From the Dallas Morning News

AUSTIN — Comptroller Glenn Hegar on Wednesday increased his revenue estimate for the current two-year budget cycle by $2.8 billion.

Hegar said tax collections have exceeded his expectations because of a strengthening Texas economy and higher oil prices and production.

“The best ongoing indicator of the robust Texas economy is the state’s rate of job growth,” the Republican comptroller said in a written statement.

“Texas added more than 350,000 new jobs in the 12 months ending in May 2018, and the state’s unemployment rate has been at or near historic lows in recent months.”

While issuing a few caveats, Hegar said he looks for “continued growth through fiscal 2019 for both the economy and state revenue.”

As chief tax collector, Hegar enjoys special power under the Texas Constitution. His biennial revenue forecast, issued in January of odd-numbered years, caps how much lawmakers may spend in the two-year budget they proceed to write.

Early last year, he told the Legislature it would have $104.9 billion available in general-purpose revenue in the current cycle, which began last September. Last October, he bumped that up to $107.3 billion. On Wednesday, Hegar pushed the estimate to nearly $110.2 billion — a 2.6 percent increase from October.

He noted that last year he predicted single-digit growth in collection of the state’s 6.25-cent sales tax. He now expects a 10 percent increase this year.

Also, he based his October projections on $50 a barrel oil this year and $53 a barrel next year. On Tuesday, the price of sweet crude, known as West Texas Intermediate, closed above $74 a barrel. “Climbing oil prices and production are a primary contributor to this fiscal year’s remarkably strong revenue growth,” he said in a letter to Gov. Greg Abbott, Lt. Gov.
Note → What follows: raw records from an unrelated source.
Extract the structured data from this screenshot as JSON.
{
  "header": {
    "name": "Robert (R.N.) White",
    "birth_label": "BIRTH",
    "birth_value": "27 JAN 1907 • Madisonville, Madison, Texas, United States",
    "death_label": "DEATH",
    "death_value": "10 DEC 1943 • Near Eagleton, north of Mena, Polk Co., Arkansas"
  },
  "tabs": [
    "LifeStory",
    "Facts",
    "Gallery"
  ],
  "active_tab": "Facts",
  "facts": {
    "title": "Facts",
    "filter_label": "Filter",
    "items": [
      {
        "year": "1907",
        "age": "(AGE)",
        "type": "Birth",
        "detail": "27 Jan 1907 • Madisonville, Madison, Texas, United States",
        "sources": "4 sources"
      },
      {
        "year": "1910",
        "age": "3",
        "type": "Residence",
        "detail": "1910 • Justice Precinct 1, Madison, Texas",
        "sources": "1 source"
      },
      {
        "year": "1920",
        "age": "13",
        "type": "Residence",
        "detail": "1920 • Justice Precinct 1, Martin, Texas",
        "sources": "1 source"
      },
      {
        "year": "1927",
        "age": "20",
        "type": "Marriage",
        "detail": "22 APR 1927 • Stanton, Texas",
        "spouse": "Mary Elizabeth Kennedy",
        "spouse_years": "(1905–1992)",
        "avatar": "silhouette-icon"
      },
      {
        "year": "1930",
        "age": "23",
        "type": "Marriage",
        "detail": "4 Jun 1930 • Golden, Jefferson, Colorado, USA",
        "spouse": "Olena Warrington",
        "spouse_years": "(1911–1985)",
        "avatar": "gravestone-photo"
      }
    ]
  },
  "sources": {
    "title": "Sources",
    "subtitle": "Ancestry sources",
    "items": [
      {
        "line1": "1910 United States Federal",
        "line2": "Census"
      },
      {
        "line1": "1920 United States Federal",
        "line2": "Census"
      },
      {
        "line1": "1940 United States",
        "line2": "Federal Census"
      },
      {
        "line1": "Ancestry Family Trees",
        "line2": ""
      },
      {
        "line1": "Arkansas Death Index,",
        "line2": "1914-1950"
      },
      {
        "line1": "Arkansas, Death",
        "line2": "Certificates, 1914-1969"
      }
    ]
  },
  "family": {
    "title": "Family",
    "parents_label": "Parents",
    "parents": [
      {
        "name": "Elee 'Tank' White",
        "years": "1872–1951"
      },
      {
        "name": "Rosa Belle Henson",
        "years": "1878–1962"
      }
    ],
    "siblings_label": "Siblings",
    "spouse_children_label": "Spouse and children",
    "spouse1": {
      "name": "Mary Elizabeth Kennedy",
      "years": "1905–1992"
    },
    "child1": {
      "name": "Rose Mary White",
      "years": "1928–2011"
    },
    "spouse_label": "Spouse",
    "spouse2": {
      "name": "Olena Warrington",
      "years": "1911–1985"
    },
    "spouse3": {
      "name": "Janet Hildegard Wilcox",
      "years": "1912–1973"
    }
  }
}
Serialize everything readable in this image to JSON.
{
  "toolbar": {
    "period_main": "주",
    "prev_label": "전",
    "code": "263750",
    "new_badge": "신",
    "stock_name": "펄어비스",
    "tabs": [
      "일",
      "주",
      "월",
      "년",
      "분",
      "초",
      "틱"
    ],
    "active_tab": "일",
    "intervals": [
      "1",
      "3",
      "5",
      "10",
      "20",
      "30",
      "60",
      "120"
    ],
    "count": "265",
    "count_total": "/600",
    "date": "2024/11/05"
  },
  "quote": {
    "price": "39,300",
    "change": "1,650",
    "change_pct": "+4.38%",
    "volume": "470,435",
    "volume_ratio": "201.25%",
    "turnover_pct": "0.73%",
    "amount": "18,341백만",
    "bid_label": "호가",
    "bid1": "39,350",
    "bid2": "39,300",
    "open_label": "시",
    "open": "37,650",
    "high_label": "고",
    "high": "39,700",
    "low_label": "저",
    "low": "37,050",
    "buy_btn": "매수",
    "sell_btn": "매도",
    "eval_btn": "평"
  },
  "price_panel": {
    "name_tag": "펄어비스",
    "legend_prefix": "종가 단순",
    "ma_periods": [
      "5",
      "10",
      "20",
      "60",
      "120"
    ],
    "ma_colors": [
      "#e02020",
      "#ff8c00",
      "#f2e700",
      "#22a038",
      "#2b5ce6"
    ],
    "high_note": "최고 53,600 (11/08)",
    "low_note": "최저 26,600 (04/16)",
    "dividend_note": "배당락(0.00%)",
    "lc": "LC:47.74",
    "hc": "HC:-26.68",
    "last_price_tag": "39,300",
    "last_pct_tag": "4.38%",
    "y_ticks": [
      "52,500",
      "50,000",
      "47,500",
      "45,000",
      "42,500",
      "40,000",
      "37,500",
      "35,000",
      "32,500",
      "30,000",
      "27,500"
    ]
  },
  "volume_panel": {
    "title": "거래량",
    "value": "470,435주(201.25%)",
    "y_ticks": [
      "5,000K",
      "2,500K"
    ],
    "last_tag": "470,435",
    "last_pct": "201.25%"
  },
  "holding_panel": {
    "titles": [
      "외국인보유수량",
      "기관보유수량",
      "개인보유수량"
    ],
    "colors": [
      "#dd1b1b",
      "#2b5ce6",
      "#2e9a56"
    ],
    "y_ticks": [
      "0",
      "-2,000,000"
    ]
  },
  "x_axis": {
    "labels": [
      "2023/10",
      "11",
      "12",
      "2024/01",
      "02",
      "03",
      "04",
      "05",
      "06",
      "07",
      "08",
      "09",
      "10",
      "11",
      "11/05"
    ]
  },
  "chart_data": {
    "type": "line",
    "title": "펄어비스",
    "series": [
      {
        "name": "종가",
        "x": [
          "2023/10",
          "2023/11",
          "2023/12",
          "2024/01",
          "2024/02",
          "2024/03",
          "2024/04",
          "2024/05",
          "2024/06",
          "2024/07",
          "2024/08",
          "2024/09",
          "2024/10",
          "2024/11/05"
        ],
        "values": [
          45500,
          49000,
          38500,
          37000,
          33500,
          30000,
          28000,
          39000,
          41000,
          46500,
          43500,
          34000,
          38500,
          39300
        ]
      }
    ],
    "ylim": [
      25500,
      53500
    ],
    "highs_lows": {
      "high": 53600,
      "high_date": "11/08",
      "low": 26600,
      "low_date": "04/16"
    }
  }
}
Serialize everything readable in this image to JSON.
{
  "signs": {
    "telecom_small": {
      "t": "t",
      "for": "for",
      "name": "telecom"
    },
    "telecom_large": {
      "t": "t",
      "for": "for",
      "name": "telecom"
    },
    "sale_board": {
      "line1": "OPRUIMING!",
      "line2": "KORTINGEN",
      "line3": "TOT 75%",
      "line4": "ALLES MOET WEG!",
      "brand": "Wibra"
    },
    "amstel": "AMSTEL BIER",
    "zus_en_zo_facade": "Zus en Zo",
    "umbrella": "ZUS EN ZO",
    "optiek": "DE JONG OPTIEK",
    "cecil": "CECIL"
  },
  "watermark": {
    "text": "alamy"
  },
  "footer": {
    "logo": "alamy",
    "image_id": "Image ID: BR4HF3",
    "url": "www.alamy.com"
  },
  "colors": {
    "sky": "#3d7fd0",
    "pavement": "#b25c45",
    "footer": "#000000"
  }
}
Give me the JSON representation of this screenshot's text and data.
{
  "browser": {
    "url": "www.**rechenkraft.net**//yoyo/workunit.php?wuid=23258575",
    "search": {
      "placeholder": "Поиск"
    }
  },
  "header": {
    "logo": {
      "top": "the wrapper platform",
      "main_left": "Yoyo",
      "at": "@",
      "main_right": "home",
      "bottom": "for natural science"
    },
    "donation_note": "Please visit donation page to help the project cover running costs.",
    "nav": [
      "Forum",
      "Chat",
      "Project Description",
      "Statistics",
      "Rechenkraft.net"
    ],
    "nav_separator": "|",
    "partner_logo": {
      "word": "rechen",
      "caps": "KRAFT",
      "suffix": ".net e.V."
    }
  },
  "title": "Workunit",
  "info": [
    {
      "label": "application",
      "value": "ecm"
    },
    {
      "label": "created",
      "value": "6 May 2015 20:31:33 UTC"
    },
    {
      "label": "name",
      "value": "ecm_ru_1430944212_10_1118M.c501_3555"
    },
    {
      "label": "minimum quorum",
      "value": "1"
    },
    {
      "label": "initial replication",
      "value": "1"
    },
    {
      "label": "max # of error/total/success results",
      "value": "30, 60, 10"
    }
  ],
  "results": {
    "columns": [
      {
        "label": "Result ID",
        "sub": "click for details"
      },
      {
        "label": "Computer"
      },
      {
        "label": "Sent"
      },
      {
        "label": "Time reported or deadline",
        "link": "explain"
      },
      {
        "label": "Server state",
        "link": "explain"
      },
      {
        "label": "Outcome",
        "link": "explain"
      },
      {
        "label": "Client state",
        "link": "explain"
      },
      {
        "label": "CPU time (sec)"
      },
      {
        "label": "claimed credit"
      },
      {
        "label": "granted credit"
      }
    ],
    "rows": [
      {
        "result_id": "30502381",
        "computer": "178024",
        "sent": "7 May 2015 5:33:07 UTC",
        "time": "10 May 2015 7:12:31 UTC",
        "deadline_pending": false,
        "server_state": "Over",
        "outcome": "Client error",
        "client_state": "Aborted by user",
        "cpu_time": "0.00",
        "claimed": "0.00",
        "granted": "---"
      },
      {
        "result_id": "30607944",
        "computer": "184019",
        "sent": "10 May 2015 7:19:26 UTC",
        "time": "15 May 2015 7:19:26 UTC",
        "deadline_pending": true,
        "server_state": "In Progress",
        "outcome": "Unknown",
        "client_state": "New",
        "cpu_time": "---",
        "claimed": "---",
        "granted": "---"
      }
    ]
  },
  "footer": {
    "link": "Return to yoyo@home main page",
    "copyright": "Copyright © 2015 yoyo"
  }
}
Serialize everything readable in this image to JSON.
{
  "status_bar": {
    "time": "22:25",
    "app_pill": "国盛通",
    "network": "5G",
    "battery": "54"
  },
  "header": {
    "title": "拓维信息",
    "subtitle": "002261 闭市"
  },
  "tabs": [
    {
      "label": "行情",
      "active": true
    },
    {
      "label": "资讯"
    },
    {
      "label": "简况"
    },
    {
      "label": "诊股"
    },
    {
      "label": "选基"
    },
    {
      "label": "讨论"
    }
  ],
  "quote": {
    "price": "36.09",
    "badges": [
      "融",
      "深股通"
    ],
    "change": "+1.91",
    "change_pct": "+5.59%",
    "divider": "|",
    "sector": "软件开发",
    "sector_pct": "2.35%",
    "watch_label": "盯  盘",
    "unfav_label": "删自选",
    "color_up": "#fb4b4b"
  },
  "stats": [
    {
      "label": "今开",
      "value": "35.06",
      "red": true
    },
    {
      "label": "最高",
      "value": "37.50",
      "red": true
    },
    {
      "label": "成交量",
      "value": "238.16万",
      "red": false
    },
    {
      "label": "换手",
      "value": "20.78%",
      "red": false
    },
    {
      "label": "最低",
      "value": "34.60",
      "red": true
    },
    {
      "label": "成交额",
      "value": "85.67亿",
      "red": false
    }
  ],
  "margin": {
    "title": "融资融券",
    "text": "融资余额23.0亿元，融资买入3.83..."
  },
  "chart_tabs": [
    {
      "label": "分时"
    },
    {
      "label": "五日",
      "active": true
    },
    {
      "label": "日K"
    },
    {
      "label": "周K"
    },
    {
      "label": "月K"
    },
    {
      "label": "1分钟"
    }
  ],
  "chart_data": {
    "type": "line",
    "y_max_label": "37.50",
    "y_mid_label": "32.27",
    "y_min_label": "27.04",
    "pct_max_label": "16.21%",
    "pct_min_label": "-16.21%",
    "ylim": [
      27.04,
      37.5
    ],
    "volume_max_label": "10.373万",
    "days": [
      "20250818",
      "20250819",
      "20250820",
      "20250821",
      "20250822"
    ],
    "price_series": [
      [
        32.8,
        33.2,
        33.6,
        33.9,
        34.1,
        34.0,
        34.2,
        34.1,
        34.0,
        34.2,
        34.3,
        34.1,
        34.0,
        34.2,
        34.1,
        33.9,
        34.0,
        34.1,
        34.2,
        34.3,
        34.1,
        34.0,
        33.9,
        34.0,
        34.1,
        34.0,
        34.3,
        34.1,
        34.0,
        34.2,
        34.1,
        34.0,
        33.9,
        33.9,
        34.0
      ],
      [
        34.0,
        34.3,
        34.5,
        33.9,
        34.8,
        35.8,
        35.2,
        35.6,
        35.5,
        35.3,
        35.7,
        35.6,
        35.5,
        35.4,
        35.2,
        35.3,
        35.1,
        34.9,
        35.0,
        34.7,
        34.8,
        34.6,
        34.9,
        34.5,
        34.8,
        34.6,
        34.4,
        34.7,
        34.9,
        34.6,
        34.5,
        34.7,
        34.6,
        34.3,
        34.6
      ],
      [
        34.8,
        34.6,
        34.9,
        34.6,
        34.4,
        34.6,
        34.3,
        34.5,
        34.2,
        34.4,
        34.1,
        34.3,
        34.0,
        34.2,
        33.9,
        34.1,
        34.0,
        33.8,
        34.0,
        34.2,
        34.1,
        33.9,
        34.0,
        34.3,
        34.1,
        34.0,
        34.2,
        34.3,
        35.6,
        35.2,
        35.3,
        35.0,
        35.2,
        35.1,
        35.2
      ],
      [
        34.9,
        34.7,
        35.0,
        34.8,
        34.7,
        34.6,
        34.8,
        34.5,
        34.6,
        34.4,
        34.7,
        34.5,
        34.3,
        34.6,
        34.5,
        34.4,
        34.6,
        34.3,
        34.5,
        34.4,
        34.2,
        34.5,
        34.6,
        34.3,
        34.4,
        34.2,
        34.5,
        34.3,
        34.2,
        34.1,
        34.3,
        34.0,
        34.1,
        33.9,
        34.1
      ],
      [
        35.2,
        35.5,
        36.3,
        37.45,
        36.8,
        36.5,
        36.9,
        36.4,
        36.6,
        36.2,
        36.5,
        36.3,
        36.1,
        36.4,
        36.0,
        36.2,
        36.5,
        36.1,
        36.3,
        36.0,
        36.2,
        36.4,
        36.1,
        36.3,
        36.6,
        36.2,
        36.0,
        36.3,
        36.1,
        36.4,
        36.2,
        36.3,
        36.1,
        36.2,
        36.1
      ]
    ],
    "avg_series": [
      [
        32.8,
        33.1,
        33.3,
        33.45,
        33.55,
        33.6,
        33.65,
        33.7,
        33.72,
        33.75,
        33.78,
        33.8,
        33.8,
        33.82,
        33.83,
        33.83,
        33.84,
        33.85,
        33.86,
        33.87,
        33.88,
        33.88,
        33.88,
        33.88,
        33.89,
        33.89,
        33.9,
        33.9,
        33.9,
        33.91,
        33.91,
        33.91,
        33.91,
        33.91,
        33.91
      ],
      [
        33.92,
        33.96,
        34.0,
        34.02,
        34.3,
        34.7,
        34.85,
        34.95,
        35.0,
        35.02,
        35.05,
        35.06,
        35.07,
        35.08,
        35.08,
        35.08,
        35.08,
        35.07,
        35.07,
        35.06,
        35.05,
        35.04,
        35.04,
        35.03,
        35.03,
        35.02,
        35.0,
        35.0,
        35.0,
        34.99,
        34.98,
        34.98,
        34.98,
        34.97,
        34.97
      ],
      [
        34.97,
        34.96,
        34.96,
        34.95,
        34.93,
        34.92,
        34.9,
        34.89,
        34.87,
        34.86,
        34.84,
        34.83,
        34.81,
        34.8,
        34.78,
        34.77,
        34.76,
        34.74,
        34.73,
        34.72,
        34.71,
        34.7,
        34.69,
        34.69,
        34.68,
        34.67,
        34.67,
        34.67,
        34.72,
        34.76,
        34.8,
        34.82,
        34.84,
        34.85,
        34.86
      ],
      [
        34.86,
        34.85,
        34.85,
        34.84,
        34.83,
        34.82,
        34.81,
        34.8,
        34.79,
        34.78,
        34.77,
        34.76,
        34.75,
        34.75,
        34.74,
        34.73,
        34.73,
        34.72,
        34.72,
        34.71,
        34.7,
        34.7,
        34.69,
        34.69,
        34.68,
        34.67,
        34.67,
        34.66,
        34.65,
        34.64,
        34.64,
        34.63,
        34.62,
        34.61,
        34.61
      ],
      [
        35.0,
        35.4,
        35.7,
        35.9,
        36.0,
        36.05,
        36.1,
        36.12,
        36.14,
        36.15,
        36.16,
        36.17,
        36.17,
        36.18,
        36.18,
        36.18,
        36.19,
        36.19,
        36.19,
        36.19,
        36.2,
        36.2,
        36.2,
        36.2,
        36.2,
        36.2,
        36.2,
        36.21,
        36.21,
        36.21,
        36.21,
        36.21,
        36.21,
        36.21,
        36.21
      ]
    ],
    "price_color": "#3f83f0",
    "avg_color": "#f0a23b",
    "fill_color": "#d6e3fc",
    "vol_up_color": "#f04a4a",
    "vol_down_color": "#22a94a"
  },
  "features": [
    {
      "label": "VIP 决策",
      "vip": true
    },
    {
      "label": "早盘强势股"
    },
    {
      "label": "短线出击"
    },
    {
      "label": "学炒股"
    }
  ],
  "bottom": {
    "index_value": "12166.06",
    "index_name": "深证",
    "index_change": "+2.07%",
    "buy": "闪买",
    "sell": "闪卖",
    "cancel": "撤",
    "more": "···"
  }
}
Dan Patrick, Speaker Joe Straus and all 181 lawmakers.

The state — and his revenue forecast — is susceptible to a downward swing in oil prices, too, he warned.

Notes of caution

“A trade war, a withdrawal from the North American Free Trade Agreement or a significant downturn in the price of oil would reduce our potential economic growth,” he said.

For now, though, there is breathing room in what had been a fiscal vise.

During last year’s legislative session, lawmakers passed a two-year budget that spent $216.6 billion, including federal funds and investment income. Considering only general-purpose revenue, the budget appropriated $106.7 billion.

While a year ago, the state appeared toward ending the current cycle in August 2019 with a slender cushion of $94 million in its general fund, the projected end balance now has increased to nearly $2.7 billion, Hegar said.

As legislators prepare for a new session in January, though, they’re unlikely to be flush with cash.

Last year, they underfunded Medicaid, the state-federal health insurance program for the poor, by more than $2 billion. That was an even bigger Medicaid IOU than they usually write.